The Dirichlet mixture prior is a trainable layer with (alphabet_size + 1) * $k$ weights. It takes as input a batch of count vectors corresponding to the columns of a MSA and the number of sequences of the alignment. It outputs a discrete probability distribution over the $k$ fundamental amino acid distributions for each count vector in the batch.

It can be used as follows: In the NeuroAlign model, every time a raw count vector of amino acids appears (inputs and outputs) it is replaced by the output of the DirichletMixturePrior. The weights of the prior itself can:

- be pretrained and freezed.
- be jointly trained with the model. If $L$ is the model loss, then probably a new loss $L' = \lambda L + (1-\lambda) CE(prior, truth)$ can be used.
- maybe be found online for some choices of $k$.

In [None]:
import time

alphabet_size = 5

class DirichletMixturePrior(layers.Layer):
    def __init__(self, k):
        super(DirichletMixturePrior, self).__init__()
        # Dirichlet parameters > 0
        self.alpha = tf.nn.softplus(self.add_weight(shape=(1, k, alphabet_size),
                                        name="alpha", initializer="uniform", trainable=True))
        # mixture coefficients that sum to 1
        self.mixture_coeff = tf.nn.softmax(self.add_weight(shape=(1, k),
                                        name="mixture_coeff", initializer="uniform", trainable=True))

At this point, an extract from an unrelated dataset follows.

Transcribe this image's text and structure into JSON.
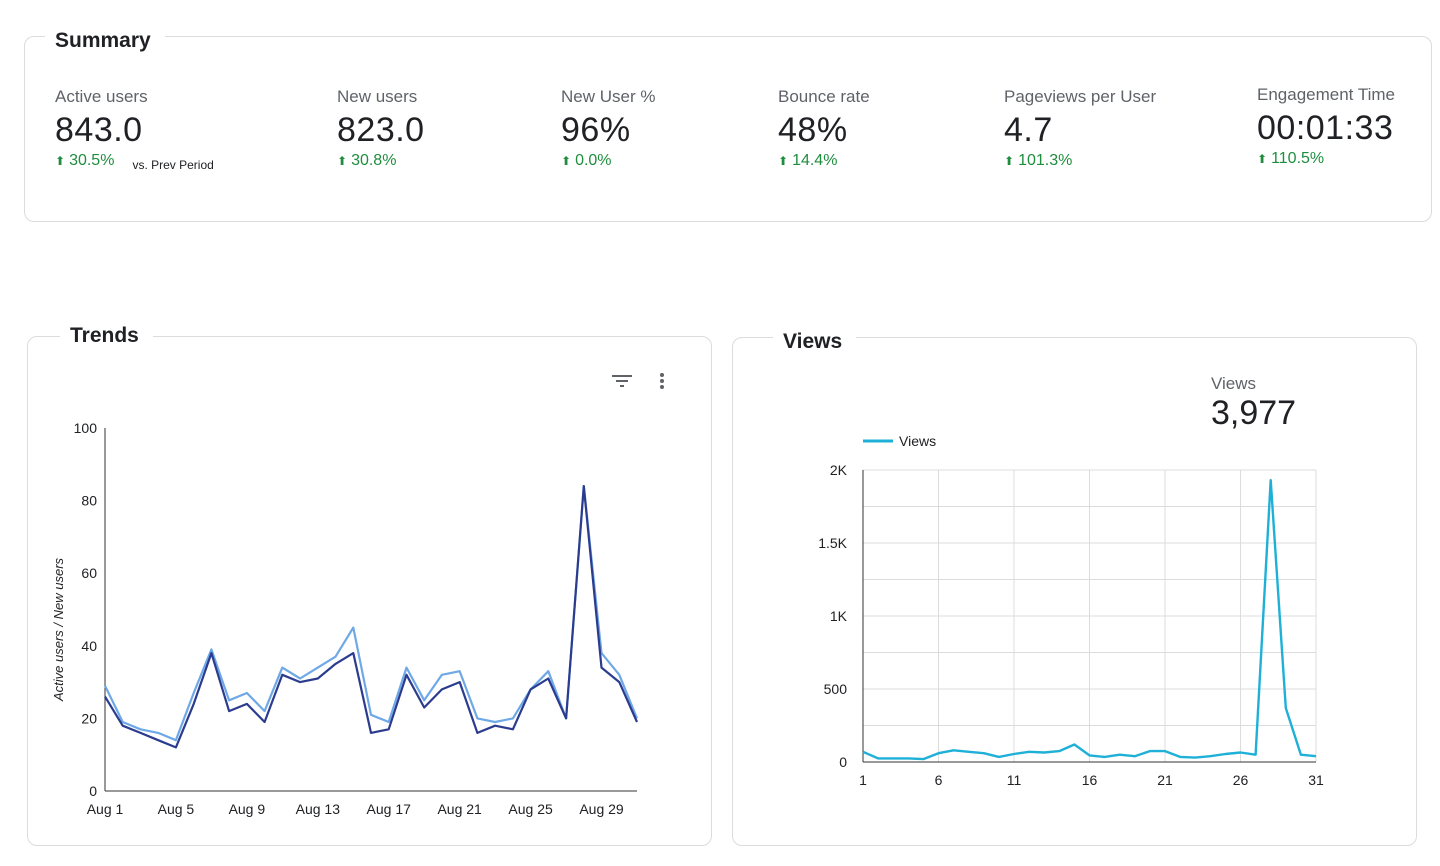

    # in: n x alphabet_size count vectors 
    # out: n x k posterior probabilty distribution P(k | count)
    def call(self, counts, total_count):
        dist = tfp.distributions.DirichletMultinomial(total_count, self.alpha)
        probs = dist.prob(tf.expand_dims(counts, 1)) #P(count | p_k)
        mix_probs = self.mixture_coeff * probs
        return mix_probs / tf.reduce_sum(mix_probs, axis=-1, keepdims=True)



dirichlet_mixture = DirichletMixturePrior(k = 10)

# count vectors from a MSA
n = 7
samples = 8
draws = tf.random.categorical([[0.1, 0.3, 0.2, 0.2, 0.2] for _ in range(n)], samples)
counts = np.zeros((n, alphabet_size))
for i in range(alphabet_size):
    counts[:,i] = np.sum(draws == i, axis=-1)

start = time.time()
count_probs = dirichlet_mixture(counts, samples)
end = time.time()
print(end - start)

for i,(p,c) in enumerate(zip(count_probs, counts)):
    print("count vector: ", i,  c)
    print("prob: ", i,  p)